Poultry farmers have called for a UK-wide housing order to be brought in as soon as possible, after an upsurge in bird flu outbreaks in the past month.
A compulsory housing order for all poultry and captive birds in Norfolk, Suffolk and parts of Essex came into force on Wednesday. It applies to everyone who keeps birds – both commercial flock keepers and non-commercial premises such as back yards, hobby flocks or pets.
It comes after a significant increase in bird flu cases in the east of England region, with 27 outbreaks in the past month alone across the three counties. Christmas goose producers are among those to have been badly affected.
The UK’s chief vet, Christine Middlemiss, said she expected to see the number of bird flu cases on farms to continue to rise over the coming months as migratory birds return to the UK.
In the past month there have also been outbreaks in Somerset, Oxford, Staffordshire, North Yorkshire, Lancashire, Devon and Cheshire.
In November last year, the chief veterinary officers for Wales, England, Scotland and Northern Ireland agreed to bring in a compulsory housing order across the UK. This was only lifted by the chief vets from the four devolved nations in May this year.
Farming groups are calling on for the new regional compulsory housing order to be extended across the whole of the UK as soon as possible.
“The sheer persistence of avian influenza over the past year, coupled with soaring energy and feed costs, has put the whole British poultry sector under huge emotional and financial pressure. Given the recent rise in avian influenza cases and the distress they cause for farming families, the implementation of housing measures in the east of England is a necessary step.
“The number one priority for poultry farmers has always been the health and welfare of their flock … That is why the National Farmers Union is now urging the Department for Environment, Food and Rural Affairs (Defra) to consider expanding the regional housing measures on a national basis to reflect any increase in the levels of risk across the country,” said NFU poultry board chair James Mottershead.
The British Poultry Council said a compulsory housing order for all farmed birds was necessary “as soon as possible to prioritise the wellbeing of our farmers, the viability of their businesses and the safety of all birds”.
UK egg producers also said they would like to see the initial compulsory housing order extended across the UK.
Free-range egg producers said their support was conditional on the UK aligning with EU proposals to allow eggs to continue to be labelled as “free range”, even if the birds are not allowed outside.
The European Commission has put forward plans for scrapping the time limit on the marketing of eggs as free range if chickens are forced to be housed to reduce the risk of outbreaks of bird flu.
Over the last year, the UK has faced its largest ever outbreak of bird flu with more than 160 cases confirmed since late October 2021.
We’ve been seeing unprecedented levels of the virus around the UK this year, and usually numbers increase as winter approaches, so the situation could get even worse,” said Prof Wendy Barclay, head of the department of infectious disease at Imperial College London.
“The outbreak is being closely monitored by the Animal and Plant Health Agency and Defra, but it is clear that farmed birds that are exposed to wild birds are vulnerable,” she added.

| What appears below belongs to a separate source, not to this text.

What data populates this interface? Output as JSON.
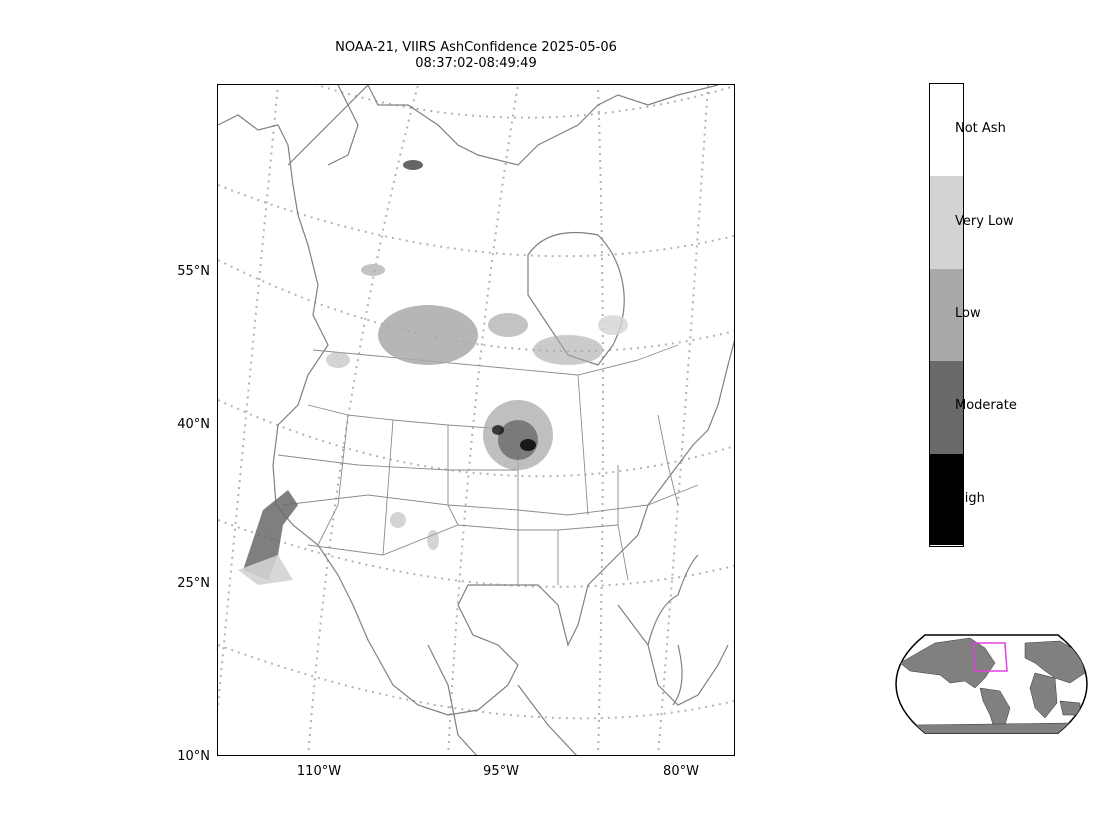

Defra said any decision on when to reintroduce national housing measures would be based on the latest scientific and ornithological evidence and veterinary advice.
The UK Health Security Agency continue to advise the risk to public health from the virus is very low and the Food Standards Agency advice remains unchanged, that avian influenzas pose a very low food safety risk for UK consumers. Properly cooked poultry and poultry products, including eggs, are safe to eat.